Aventuras
Implantando Telefonia Dentro de Uma Reserva Indígena
Certa vez, fui designado pela Embratel para efetuar serviços de telefonia numa grande mineradora que fica instalada no coração da Amazônia, dentro de uma reserva indígena. Para se ter idéia do tamanho e da importância destas instalações, basta dizer que um décimo da produção de estanho do planeta vem de lá. Já o nome da empresa eu prefiro não revelar por motivos de segurança.
Já trabalhando lá, eu levei um choque com uma manchete de primeira página do jornal A Crítica de Manaus que dizia:
Mineradora Fulana de Tal Invade Reserva Indígena!
Era sensacionalismo do jornal, claro, mas fiquei preocupado, temendo o futuro do trabalho na mineradora. Não sabia no que iria resultar a matéria. E não fui só eu a me preocupar: os índios também ficaram com a pulga atrás da orelha.
Tanto foi verdade, que o cacique da tribo Atroari correu a mim tão logo ele soube que eu conseguia, com meu GlobalStar, me comunicar com qualquer ponto do planeta, mesmo estando eu no meio da selva.
Ele me pediu para ligar-lhe com o Presidente da Funai, em Brasília.
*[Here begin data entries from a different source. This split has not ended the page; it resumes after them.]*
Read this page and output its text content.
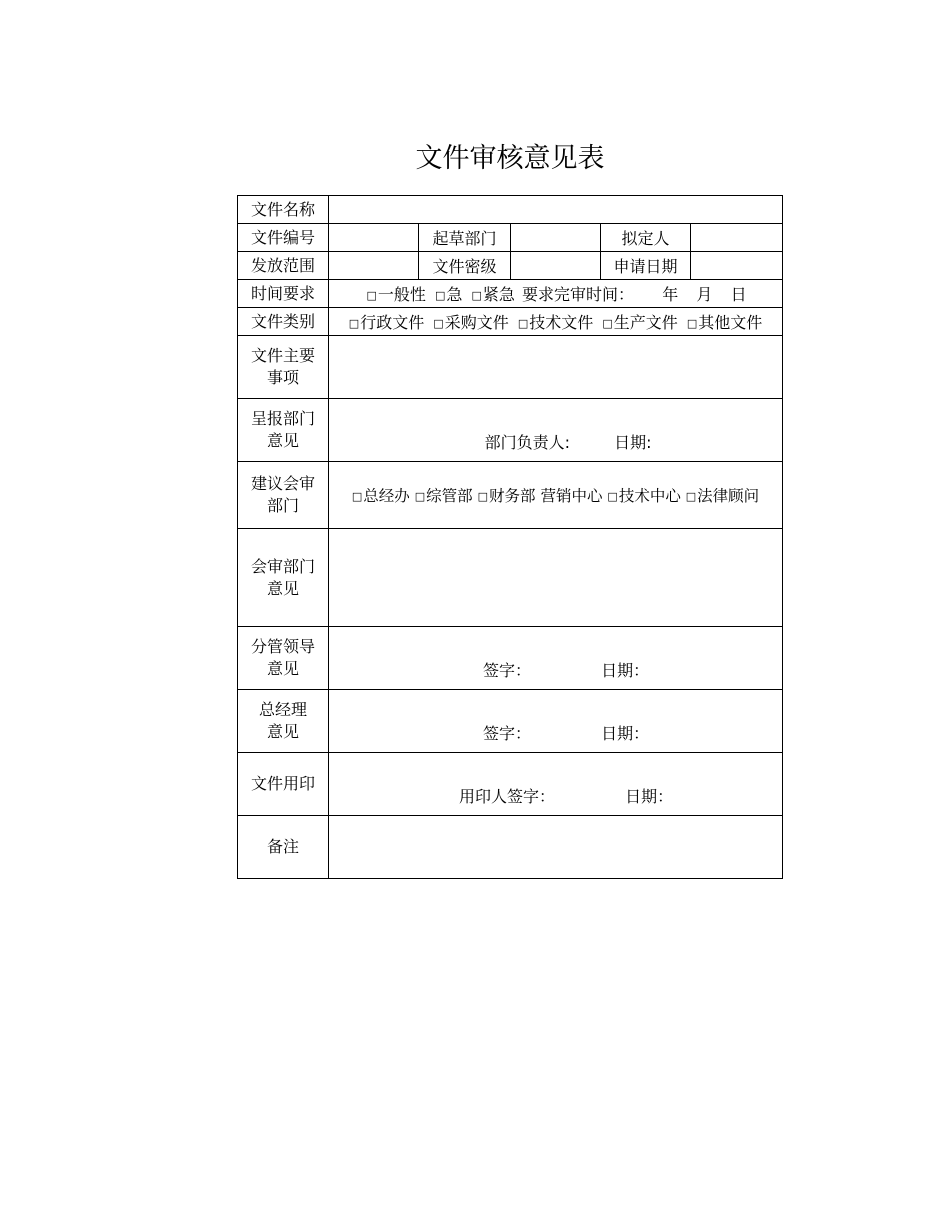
文件审核意见表
文件名称					
文件编号		起草部门		拟定人	
发放范围		文件密级		申请日期	
时间要求	□一般性 □急 □紧急 要求完审时间： 年 月 日				
文件类别	□行政文件 □采购文件 □技术文件 □生产文件 □其他文件				

文件主要
事项					

呈报部门
意见	部门负责人: 日期:				

建议会审
部门	□总经办 □综管部 □财务部 营销中心 □技术中心 □法律顾问				

会审部门
意见					

分管领导
意见	签字： 日期：				

总经理
意见	签字： 日期：				
文件用印	用印人签字： 日期：				
备注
Eu fiz a ligação, curioso para ver como seria aquela conversa, e assim que passei o telefone ao cacique, vi-o gritar e praguejar muito, xingando bastante e gesticulando com o jornal nas mãos, onde apontava a matéria escrita nele e reclamava sobre ela.
Para se chegar a várias cidades na Amazônia, é preciso usar de barcos ou lanchas.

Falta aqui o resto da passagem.